For those of you who use Chrome (my browser of choice next to Opera) we have some good news for you. Google is going through their Chrome Web Store and finally cleaning up the extensions.
There are tons - maybe well over 10,000 - within the web store and recently a lot have been purposefully slowing down computers and loading malware and spyware into them for 3rd party advertisers and transmitting cookie data from users.
Because of this developers are now being approached to sell their own extensions and to have them pass specifically from them to the consumer. The distribution within the store has become a crowded, dangerous place for people to download things they don't need or want. Cutting themselves out of the equation and letting them clean themselves off a bit might be exactly what we need to freshen up the web store.
But, what does that exactly say about the web store and Google?
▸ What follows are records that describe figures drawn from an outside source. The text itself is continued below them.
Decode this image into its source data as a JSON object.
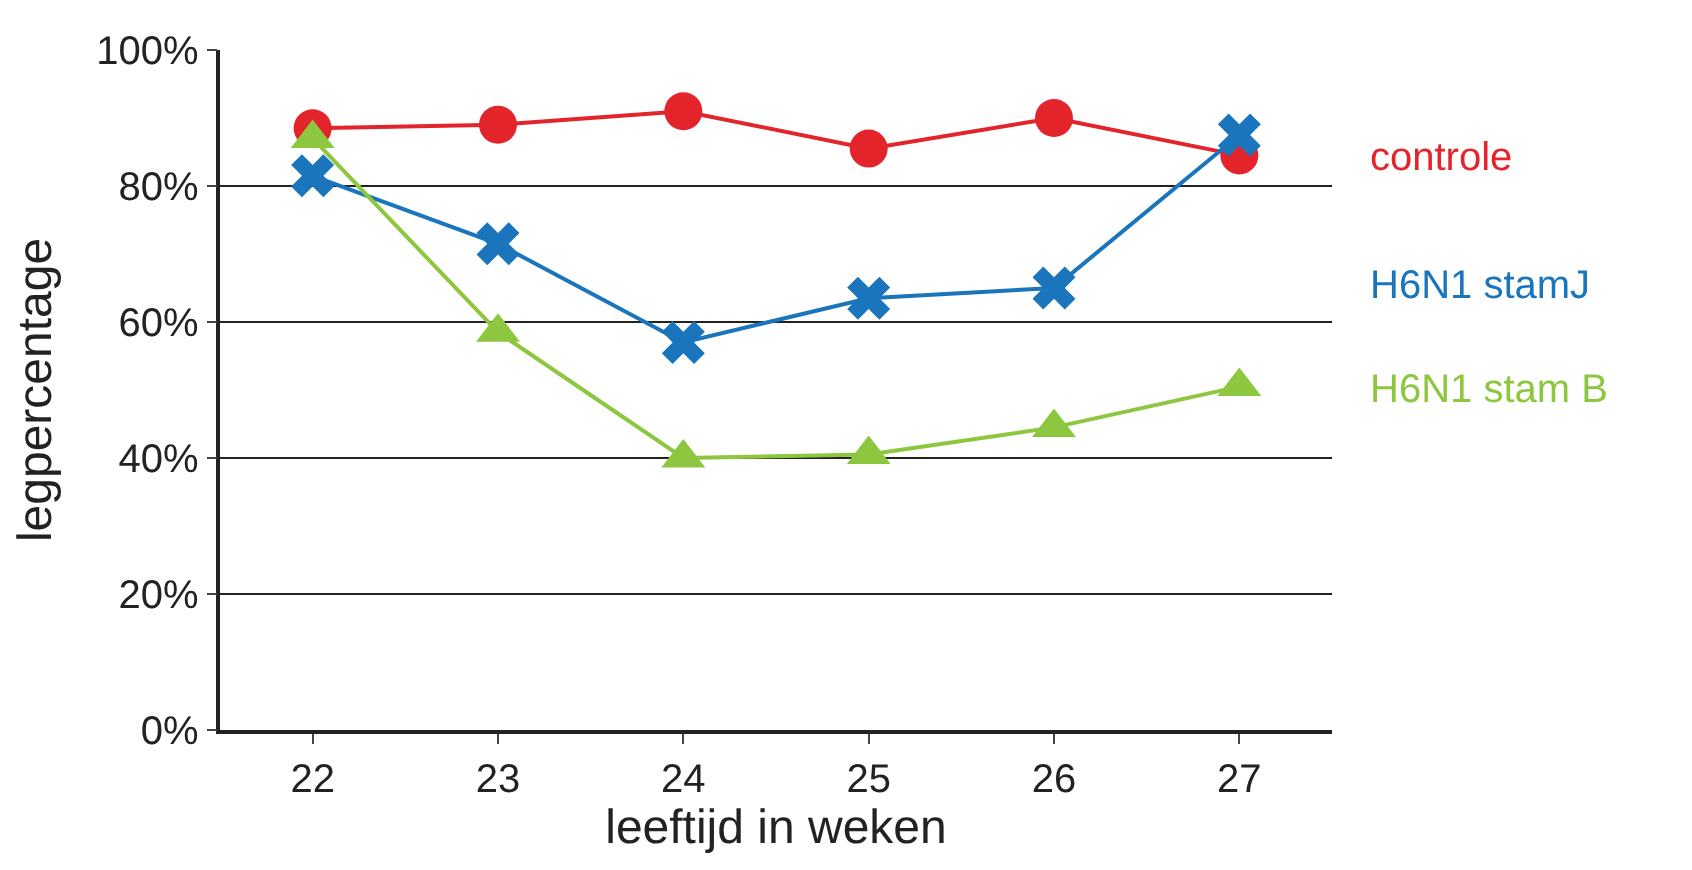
{
  "chart_data": {
    "type": "line",
    "xlabel": "leeftijd in weken",
    "ylabel": "legpercentage",
    "categories": [
      "22",
      "23",
      "24",
      "25",
      "26",
      "27"
    ],
    "series": [
      {
        "name": "controle",
        "color": "#e3242b",
        "marker": "circle",
        "values": [
          88.5,
          89,
          91,
          85.5,
          90,
          84.5
        ]
      },
      {
        "name": "H6N1 stamJ",
        "color": "#1a75bc",
        "marker": "cross",
        "values": [
          81.5,
          71.5,
          57,
          63.5,
          65,
          87.5
        ]
      },
      {
        "name": "H6N1 stam B",
        "color": "#8dc63f",
        "marker": "triangle",
        "values": [
          87,
          58.5,
          40,
          40.5,
          44.5,
          50.5
        ]
      }
    ],
    "ylim": [
      0,
      100
    ],
    "yticks": [
      {
        "value": 0,
        "label": "0%"
      },
      {
        "value": 20,
        "label": "20%"
      },
      {
        "value": 40,
        "label": "40%"
      },
      {
        "value": 60,
        "label": "60%"
      },
      {
        "value": 80,
        "label": "80%"
      },
      {
        "value": 100,
        "label": "100%"
      }
    ],
    "grid": "y",
    "legend": false,
    "line_style": "solid"
  }
}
The comments within the Verge's article covering this story hold true with my own opinion. Right now there is no approval process for getting an extension and app within the web store other than shelling out marketing dollars for it and pushing it awkwardly to the top. We need a review process to ensure quality control or we're going to just have the same black hat advertisers and developers screw with the system.
The mentality is that if one person does it it cannot be that bad, but everyone is that one person. What I mean is don't expect the quality of your product to be fantastic if you're sitting there figuring out how to game the system. That time should be spent working and fixing on the product. In the end you're only hurting yourself in the long run - and for those who built these extensions with adware in them - the proof is happening right now.